Translation of "Göçmenler" in English

0.003 sec.

Examples of using "Göçmenler" in a sentence and their english translations:

- Amerika bir göçmenler ülkesidir.
- Amerika, göçmenler ülkesidir.

America is a country of immigrants.

Amerika bir göçmenler ülkesidir.

America is a land of immigrants.

- Göçmenler, Avrupa'nın misafirperverliğini istismar ediyorlar.
- Göçmenler, Avrupa'nın konukseverliğini kötüye kullanıyorlar.

Immigrants are abusing the hospitality of Europe.

Göçmenler kıtadan Japon denizini geçti.

Migrants from the continent crossed the Japan sea.

Amerika Birleşik Devletleri göçmenler ülkesidir.

The United States is a country of immigrants.

Göçmenler Avustralya'ya deniz üzerinden geliyorlar.

Immigrants come to Australia across the seas.

Britanyalı göçmenler standart İngilizce konuşmadılar.

British immigrants didn't speak standard English.

Göçmenler vadideki toprağın verimli olduğunu öğrendiler.

The settlers learned that the land in the valley was fertile.

Göçmenler fiziksel ve ruhsal acıya dayandılar.

The emigrants have endured physical and mental pain.

Okullardaki şiddet olaylarından göçmenler sorumlu tutuluyor.

Violence at school is blamed on immigrants.

Fakir Japon göçmenler düşük ücretle çalışmaya istekliydiler.

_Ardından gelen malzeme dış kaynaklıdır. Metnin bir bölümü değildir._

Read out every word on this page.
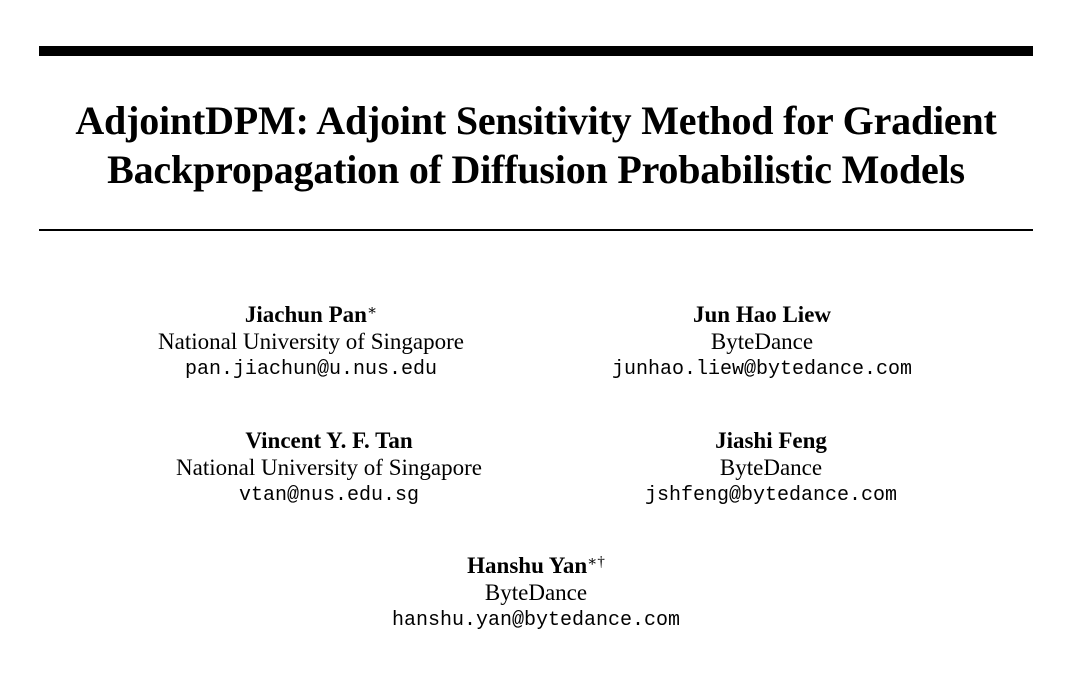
AdjointDPM: Adjoint Sensitivity Method for Gradient
Backpropagation of Diffusion Probabilistic Models
Jiachun Pan∗
National University of Singapore
pan.jiachun@u.nus.edu
Jun Hao Liew
ByteDance
junhao.liew@bytedance.com
Vincent Y. F. Tan
National University of Singapore
vtan@nus.edu.sg
Jiashi Feng
ByteDance
jshfeng@bytedance.com
Hanshu Yan∗†
ByteDance
hanshu.yan@bytedance.com
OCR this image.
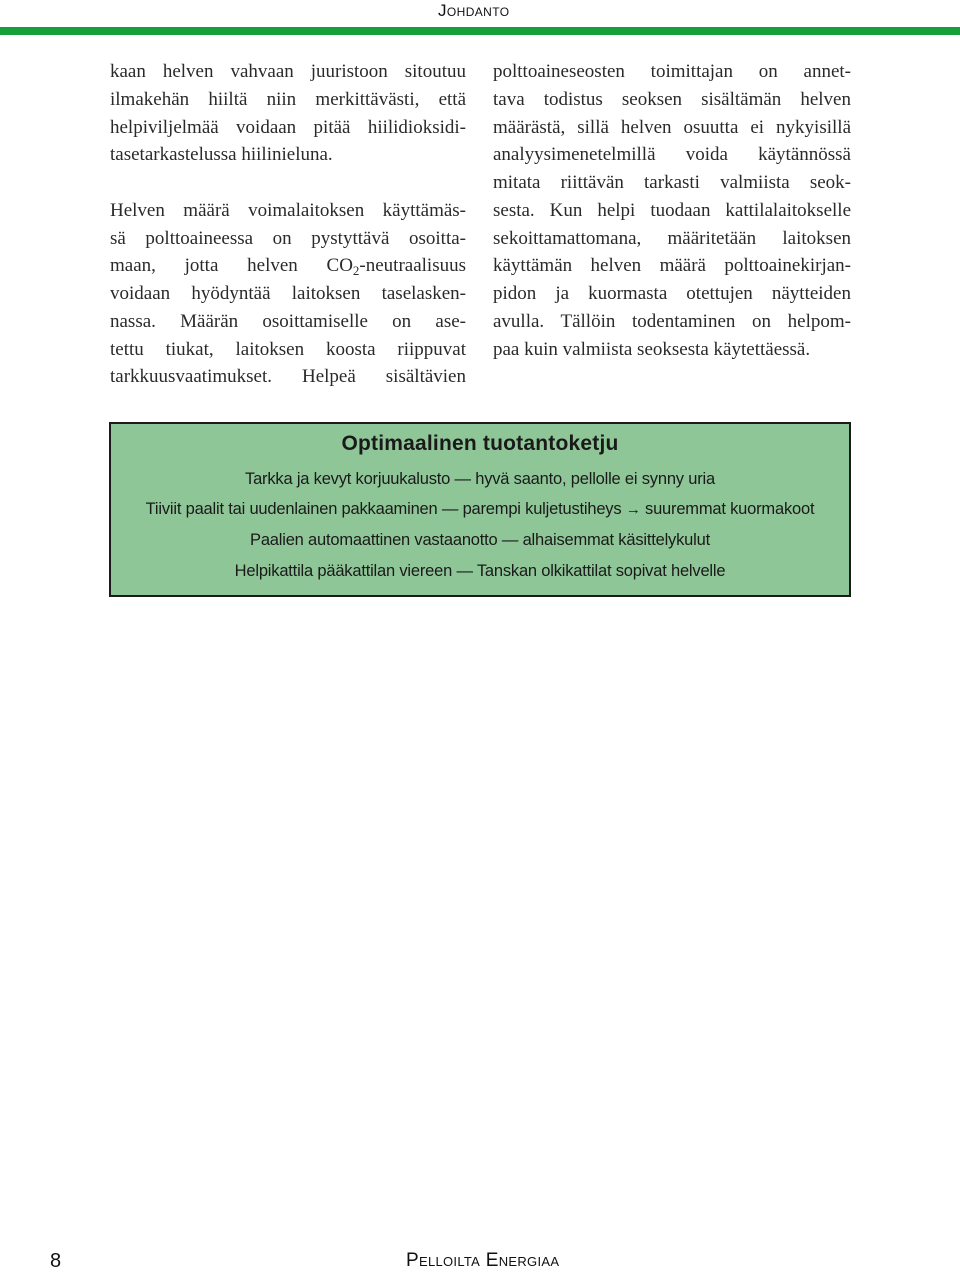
Johdanto
kaan helven vahvaan juuristoon sitoutuu
ilmakehän hiiltä niin merkittävästi, että
helpiviljelmää voidaan pitää hiilidioksidi-
tasetarkastelussa hiilinieluna.
Helven määrä voimalaitoksen käyttämäs-
sä polttoaineessa on pystyttävä osoitta-
maan, jotta helven $CO_2$-neutraalisuus
voidaan hyödyntää laitoksen taselasken-
nassa. Määrän osoittamiselle on ase-
tettu tiukat, laitoksen koosta riippuvat
tarkkuusvaatimukset. Helpeä sisältävien
polttoaineseosten toimittajan on annet-
tava todistus seoksen sisältämän helven
määrästä, sillä helven osuutta ei nykyisillä
analyysimenetelmillä voida käytännössä
mitata riittävän tarkasti valmiista seok-
sesta. Kun helpi tuodaan kattilalaitokselle
sekoittamattomana, määritetään laitoksen
käyttämän helven määrä polttoainekirjan-
pidon ja kuormasta otettujen näytteiden
avulla. Tällöin todentaminen on helpom-
paa kuin valmiista seoksesta käytettäessä.
Optimaalinen tuotantoketju
Tarkka ja kevyt korjuukalusto — hyvä saanto, pellolle ei synny uria
Tiiviit paalit tai uudenlainen pakkaaminen — parempi kuljetustiheys → suuremmat kuormakoot
Paalien automaattinen vastaanotto — alhaisemmat käsittelykulut
Helpikattila pääkattilan viereen — Tanskan olkikattilat sopivat helvelle
8	Pelloilta Energiaa
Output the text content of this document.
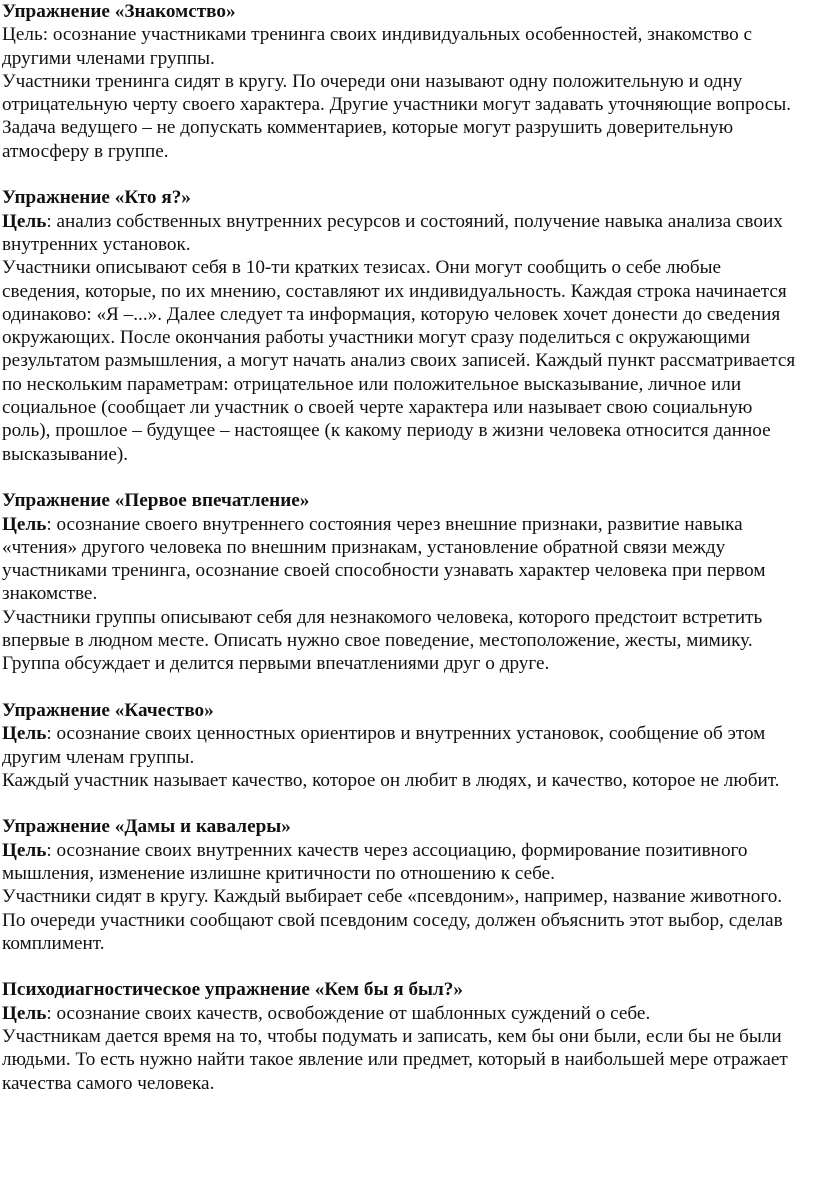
Упражнение «Знакомство»

Цель: осознание участниками тренинга своих индивидуальных особенностей, знакомство с другими членами группы.

Участники тренинга сидят в кругу. По очереди они называют одну положительную и одну отрицательную черту своего характера. Другие участники могут задавать уточняющие вопросы. Задача ведущего – не допускать комментариев, которые могут разрушить доверительную атмосферу в группе.

Упражнение «Кто я?»

Цель: анализ собственных внутренних ресурсов и состояний, получение навыка анализа своих внутренних установок.

Участники описывают себя в 10-ти кратких тезисах. Они могут сообщить о себе любые сведения, которые, по их мнению, составляют их индивидуальность. Каждая строка начинается одинаково: «Я –...». Далее следует та информация, которую человек хочет донести до сведения окружающих. После окончания работы участники могут сразу поделиться с окружающими результатом размышления, а могут начать анализ своих записей. Каждый пункт рассматривается по нескольким параметрам: отрицательное или положительное высказывание, личное или социальное (сообщает ли участник о своей черте характера или называет свою социальную роль), прошлое – будущее – настоящее (к какому периоду в жизни человека относится данное высказывание).

Упражнение «Первое впечатление»

Цель: осознание своего внутреннего состояния через внешние признаки, развитие навыка «чтения» другого человека по внешним признакам, установление обратной связи между участниками тренинга, осознание своей способности узнавать характер человека при первом знакомстве.

Участники группы описывают себя для незнакомого человека, которого предстоит встретить впервые в людном месте. Описать нужно свое поведение, местоположение, жесты, мимику. Группа обсуждает и делится первыми впечатлениями друг о друге.

Упражнение «Качество»

Цель: осознание своих ценностных ориентиров и внутренних установок, сообщение об этом другим членам группы.

Каждый участник называет качество, которое он любит в людях, и качество, которое не любит.

Упражнение «Дамы и кавалеры»

Цель: осознание своих внутренних качеств через ассоциацию, формирование позитивного мышления, изменение излишне критичности по отношению к себе.

Участники сидят в кругу. Каждый выбирает себе «псевдоним», например, название животного. По очереди участники сообщают свой псевдоним соседу, должен объяснить этот выбор, сделав комплимент.

Психодиагностическое упражнение «Кем бы я был?»

Цель: осознание своих качеств, освобождение от шаблонных суждений о себе.

Участникам дается время на то, чтобы подумать и записать, кем бы они были, если бы не были людьми. То есть нужно найти такое явление или предмет, который в наибольшей мере отражает качества самого человека.
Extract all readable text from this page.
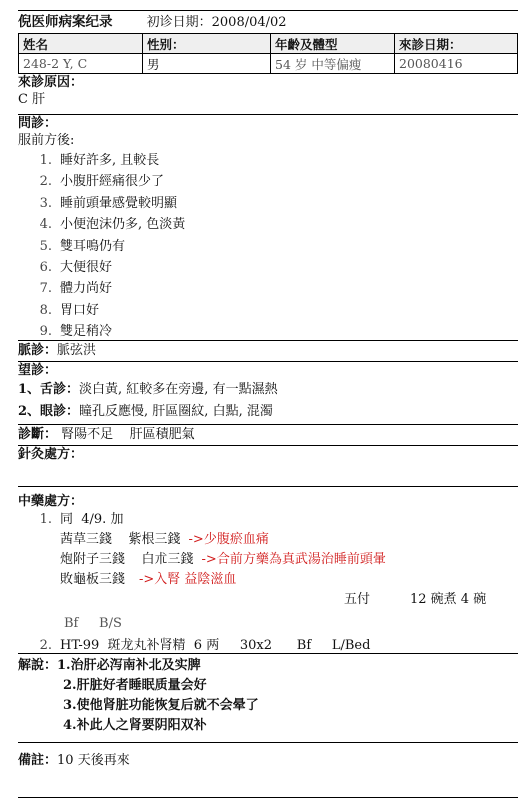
倪医师病案纪录	初诊日期：2008/04/02
姓名	性别：	年齡及體型	來診日期：
248-2 Y, C	男	54 岁 中等偏瘦	20080416
來診原因：
C 肝
問診：
服前方後:
1. 睡好許多, 且較長
2. 小腹肝經痛很少了
3. 睡前頭暈感覺較明顯
4. 小便泡沫仍多, 色淡黃
5. 雙耳鳴仍有
6. 大便很好
7. 體力尚好
8. 胃口好
9. 雙足稍冷
脈診：脈弦洪
望診：
1、舌診：淡白黃, 紅較多在旁邊, 有一點濕熱
2、眼診：瞳孔反應慢, 肝區圈紋, 白點, 混濁
診斷： 腎陽不足    肝區積肥氣
針灸處方：
中藥處方：
1. 同  4/9. 加
茜草三錢    紫根三錢 ->少腹瘀血痛
炮附子三錢    白朮三錢 ->合前方藥為真武湯治睡前頭暈
敗龜板三錢 ->入腎 益陰滋血
五付	12 碗煮 4 碗
Bf     B/S
2. HT-99  斑龙丸补肾精  6 两     30x2      Bf     L/Bed
解說：1.治肝必泻南补北及实脾
2.肝脏好者睡眠质量会好
3.使他肾脏功能恢复后就不会晕了
4.补此人之肾要阴阳双补
備註：10 天後再來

Poor Japanese immigrants were willing to work for low pay.

Birleşik Krallık her zaman bir göçmenler ülkesi olmuştu.

United Kingdom has always been a country of immigrants.

Göçmenler sürekli bir akış içinde ülkeye giriş yaptılar.

The immigrants entered the country in a steady flow.

Amerikan tarihindeki ilk göçmenler İngiltere ve Hollanda'dan geldiler.

The first immigrants in American history came from England and the Netherlands.

Köfteli makarna New York'ta yaşayan İtalyan göçmenler tarafından yaratılmıştır.

Spaghetti with meatballs was invented by Italian immigrants living in New York City.

Göçmenler artık sadece Britanyalı'ların yapmak istemediği işlerde çalışmıyor. Artık kendi

Immigrants are not only working the jobs Brits don’t want to do anymore, but they are also

İlk göçmenler, sonra siz. Bizim dayanışma - Sosyal yamyamlık için cevap.

First the immigrants, then you. Our solidarity - the answer to social cannibalism.

Önce göçmenler, sonra siz. Dayanışma sosyal yamyamlık için bizim cevabımızdır.

First the emigrants, then you. Solidarity is our response to social cannibalism.

Bu Avrupalı göçmenler tipik olarak yüksek eğtim seviyesine ve üniversite diplomasına sahip.

These European immigrants typically have higher education and university degrees.

Çin'den gelen zengin göçmenler, Vancouver'daki evler için yüksek fiyatlarla ödeme yapmaktan mutlular.

Wealthy immigrants from China are happy to pay stratospherical prices for homes in Vancouver.

Cadılar Bayramı Kuzey Amerika'ya, bir şenlik ateşi etrafında hasadı kutlayan, birbirlerine hayalet hikayeleri anlatan, şarkı söyleyen ve fal bakan Avrupalı göçmenler tarafından getirilmiştir.

Halloween was brought to North America by immigrants from Europe who would celebrate the harvest around a bonfire, share ghost stories, sing, and tell fortunes.

Göçmenler dünyadaki en huzurlu insanlardır. Onlara ait olmayan bir toprağı işgal etmek için binlerce mil geçerler ve eğer vahşi yerli değillerse kimseyi öldürmezler.

The settlers are the most peaceful people in the world. They cross thousands of miles to occupy a land that doesn't belong to them and they never kill anyone if they're not a savage native.